Optimists express cautious hope that a truly democratic successor government, one also friendly to the West, will emerge from the turmoil. Pessimists fear that Egypt in 2011 will instead be distressingly similar to Iran in 1979, with the Muslim Brotherhood pushing aside more secular factions and creating a staunchly Islamic, anti‑U.S. state.
Mubarak’s fate today may indeed only reinforce the lesson of history. Washington has almost always been embarrassed — or worse — by its long-time support of authoritarian rulers. Though there are times when Washington may need to make common cause with unsavory regimes to protect crucial U.S. interests — those occasions should be the exception rather than the rule.
One long-time autocratic client of the United States, Tunisia’s Ben Ali, has already fallen. Now Mubarak is clearly under mounting pressure — though there is an outside chance he may yet survive. Meanwhile, there are signs of growing discontent with pro‑U.S. regimes in places like Yemen and Jordan.

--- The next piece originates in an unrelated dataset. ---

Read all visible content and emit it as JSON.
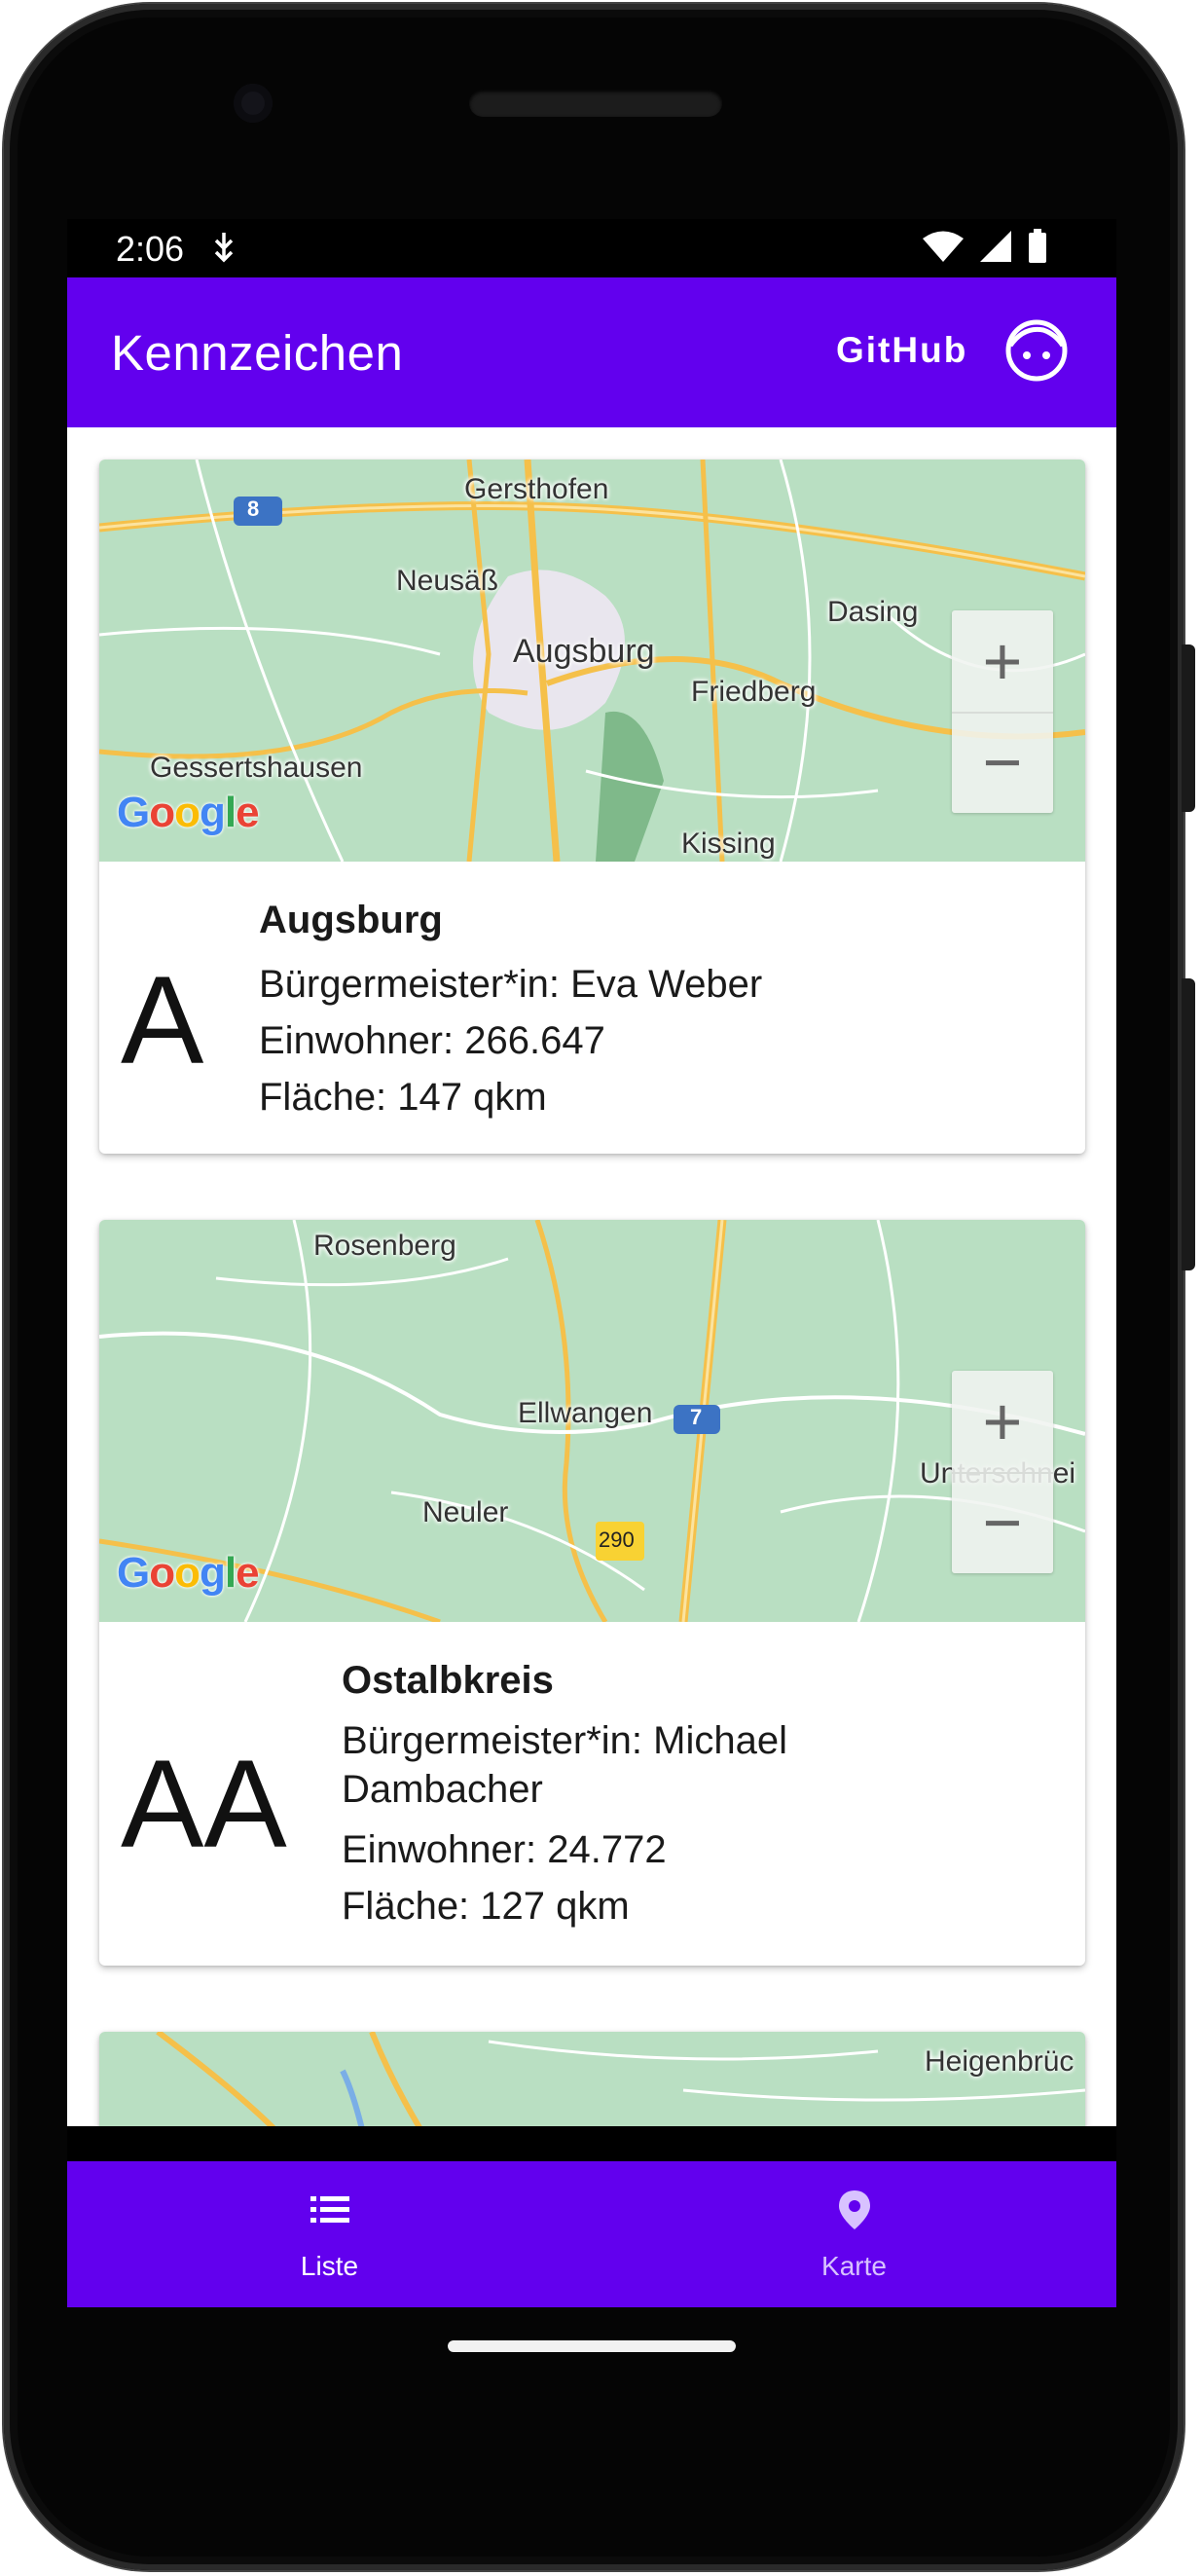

Washington has been down this path before — in many parts of the world. Throughout the Cold War, U.S. leaders embraced numerous autocratic allies and clients who professed to be anti-Soviet. Popular rebellions toppled many of those leaders, often with shocking speed. The aftermaths covered a wide spectrum — ranging from the election of stable, democratic, pro‑U.S. successor governments in South Korea to a cauldron of chaos and civil war in Zaire, now the Democratic Republic of the Congo.

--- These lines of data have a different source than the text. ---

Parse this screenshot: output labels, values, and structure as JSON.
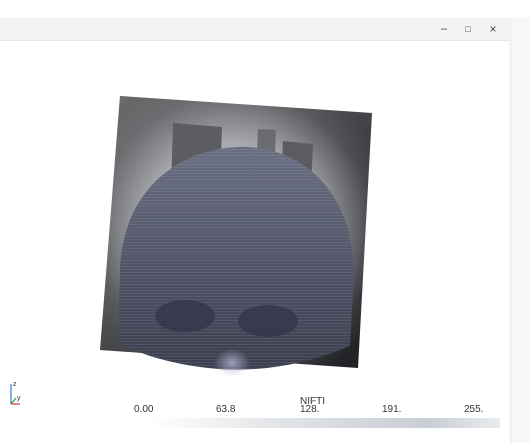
{
  "window": {
    "minimize_glyph": "–",
    "maximize_glyph": "□",
    "close_glyph": "×"
  },
  "colorbar": {
    "title": "NIFTI",
    "ticks": [
      "0.00",
      "63.8",
      "128.",
      "191.",
      "255."
    ]
  },
  "orientation_axes": {
    "labels": [
      "z",
      "y"
    ]
  },
  "icons": [
    "minimize-icon",
    "maximize-icon",
    "close-icon",
    "orientation-axes-icon"
  ]
}
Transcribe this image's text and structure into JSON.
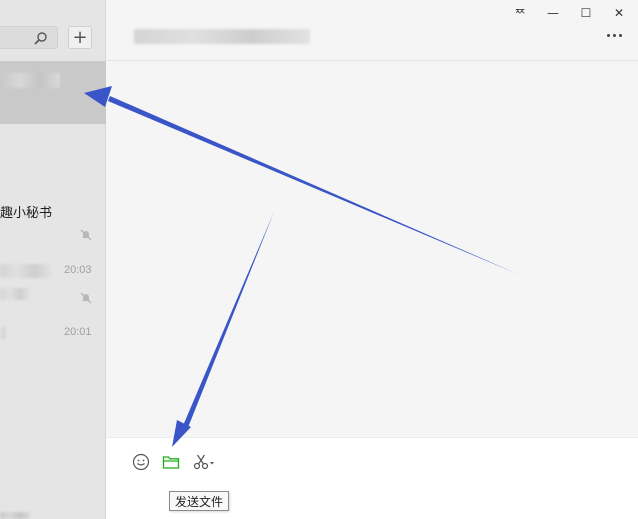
{
  "window": {
    "pin_label": "ᅑ",
    "minimize_label": "—",
    "maximize_label": "☐",
    "close_label": "✕"
  },
  "sidebar": {
    "add_label": "+",
    "chats": [
      {
        "name": "",
        "time": "",
        "muted": false
      },
      {
        "name": "趣小秘书",
        "time": "",
        "muted": true
      },
      {
        "name": "",
        "time": "20:03",
        "muted": true
      },
      {
        "name": "",
        "time": "20:01",
        "muted": false
      }
    ]
  },
  "input_toolbar": {
    "tooltip": "发送文件"
  },
  "colors": {
    "arrow": "#3a55c8",
    "folder_icon": "#1aad19",
    "selected_chat": "#c9c9c9",
    "sidebar_bg": "#e6e5e5"
  }
}
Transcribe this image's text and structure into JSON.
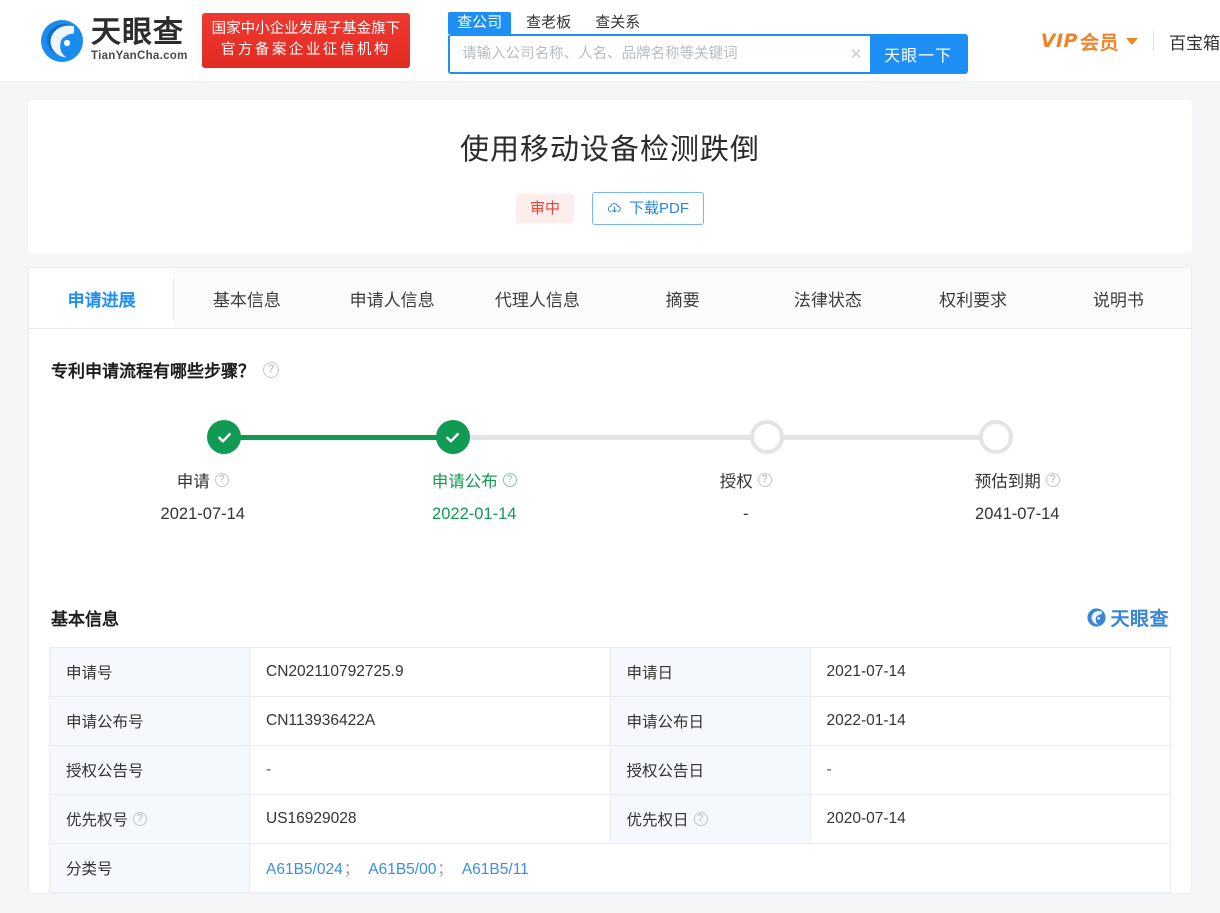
{
  "header": {
    "logo_cn": "天眼查",
    "logo_en": "TianYanCha.com",
    "gov_badge_line1": "国家中小企业发展子基金旗下",
    "gov_badge_line2": "官方备案企业征信机构",
    "search_tabs": [
      {
        "label": "查公司",
        "active": true
      },
      {
        "label": "查老板",
        "active": false
      },
      {
        "label": "查关系",
        "active": false
      }
    ],
    "search_placeholder": "请输入公司名称、人名、品牌名称等关键词",
    "search_value": "",
    "search_button": "天眼一下",
    "vip_label_en": "VIP",
    "vip_label_cn": "会员",
    "nav_link": "百宝箱",
    "accent_color": "#1e8ff5",
    "vip_color": "#f08326",
    "badge_red": "#e22a22"
  },
  "title_card": {
    "patent_title": "使用移动设备检测跌倒",
    "status_badge": "审中",
    "status_color": "#e8443c",
    "download_button": "下载PDF"
  },
  "tabs": [
    {
      "label": "申请进展",
      "active": true
    },
    {
      "label": "基本信息",
      "active": false
    },
    {
      "label": "申请人信息",
      "active": false
    },
    {
      "label": "代理人信息",
      "active": false
    },
    {
      "label": "摘要",
      "active": false
    },
    {
      "label": "法律状态",
      "active": false
    },
    {
      "label": "权利要求",
      "active": false
    },
    {
      "label": "说明书",
      "active": false
    }
  ],
  "progress": {
    "heading": "专利申请流程有哪些步骤？",
    "help_icon": "?",
    "done_color": "#109a54",
    "todo_color": "#e2e4e6",
    "steps": [
      {
        "name": "申请",
        "date": "2021-07-14",
        "state": "done",
        "current": false
      },
      {
        "name": "申请公布",
        "date": "2022-01-14",
        "state": "done",
        "current": true
      },
      {
        "name": "授权",
        "date": "-",
        "state": "todo",
        "current": false
      },
      {
        "name": "预估到期",
        "date": "2041-07-14",
        "state": "todo",
        "current": false
      }
    ]
  },
  "basic_info": {
    "heading": "基本信息",
    "watermark": "天眼查",
    "rows": [
      {
        "left_label": "申请号",
        "left_help": false,
        "left_value": "CN202110792725.9",
        "left_type": "text",
        "right_label": "申请日",
        "right_help": false,
        "right_value": "2021-07-14",
        "right_type": "text"
      },
      {
        "left_label": "申请公布号",
        "left_help": false,
        "left_value": "CN113936422A",
        "left_type": "text",
        "right_label": "申请公布日",
        "right_help": false,
        "right_value": "2022-01-14",
        "right_type": "text"
      },
      {
        "left_label": "授权公告号",
        "left_help": false,
        "left_value": "-",
        "left_type": "text",
        "right_label": "授权公告日",
        "right_help": false,
        "right_value": "-",
        "right_type": "text"
      },
      {
        "left_label": "优先权号",
        "left_help": true,
        "left_value": "US16929028",
        "left_type": "text",
        "right_label": "优先权日",
        "right_help": true,
        "right_value": "2020-07-14",
        "right_type": "text"
      }
    ],
    "classification": {
      "label": "分类号",
      "values": [
        "A61B5/024",
        "A61B5/00",
        "A61B5/11"
      ],
      "separator": "；",
      "link_color": "#3a8ee6"
    }
  }
}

With the possible exception of Zaire, Iran’s Islamic revolution epitomized the worst-case scenario: the emergence of a regime even more repressive than its predecessor and an avowed enemy of the United States.
But outcomes in other countries were better—in several cases, dramatically better. Worries about bitter, anti-American sentiments in South Korea once dictator Chun Doo-hwan relinquished power largely failed to materialize. So, too, did pervasive fears about instability and anti-Americanism in the Philippines after the Reagan administration abandoned the corrupt, autocratic Ferdinand Marcos in favor of Corazon Aquino’s “people power” revolution.

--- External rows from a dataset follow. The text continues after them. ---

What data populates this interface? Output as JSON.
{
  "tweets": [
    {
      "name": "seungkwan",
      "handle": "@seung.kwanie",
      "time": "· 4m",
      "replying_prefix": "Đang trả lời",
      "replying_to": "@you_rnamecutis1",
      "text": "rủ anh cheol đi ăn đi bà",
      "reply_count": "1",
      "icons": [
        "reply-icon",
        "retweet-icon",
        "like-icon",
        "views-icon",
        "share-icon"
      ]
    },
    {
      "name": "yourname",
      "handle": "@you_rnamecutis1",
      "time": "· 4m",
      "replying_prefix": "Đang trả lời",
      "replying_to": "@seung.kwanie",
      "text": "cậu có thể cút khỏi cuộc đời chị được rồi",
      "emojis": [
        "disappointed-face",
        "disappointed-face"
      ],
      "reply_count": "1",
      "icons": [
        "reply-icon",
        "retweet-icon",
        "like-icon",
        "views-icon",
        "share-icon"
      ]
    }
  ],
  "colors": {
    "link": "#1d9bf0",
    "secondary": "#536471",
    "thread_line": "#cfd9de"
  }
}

Still, other aftermaths were somewhere in the middle of the spectrum of possibilities. When Nicaragua’s Anastasio Somoza was overthrown, the new regime was not as bad as Iran’s clerical government — in respect to either human rights or U.S. foreign policy interests. But Daniel Ortega’s Sandinista regime was bad enough, aiding other left-wing insurgencies and helping foment turmoil throughout Central America during the 1980s.
These historical experiences should induce caution among both pundits and policymakers about the outcome of the current disorders in Egypt and elsewhere in the Arab world. It is not certain whether besieged autocrats in Egypt and other countries will follow Tunisia’s Ben Ali into forced retirement, much less what the characteristics of successor regimes will be.
U.S. policymakers over the decades have been far too promiscuous about the need for relationships with such leaders. The downside of the cynical strategy is that when long-suffering populations finally cast off their oppressive rulers, they may direct their anger at the United States for having sponsored those regimes.
We have been lucky that hostile responses have not occurred in every nation where a dictatorial U.S. client has been overthrown. And so far in both Egypt and Tunisia, anti-Americanism has not been a prominent feature of the demonstrations.
One hopes that our luck holds. But the latest turbulence should be a reminder to U.S. policymakers to hold even supposedly friendly tyrants at arm’s length rather than enthusiastically embracing them.
Restless populations are watching what we do.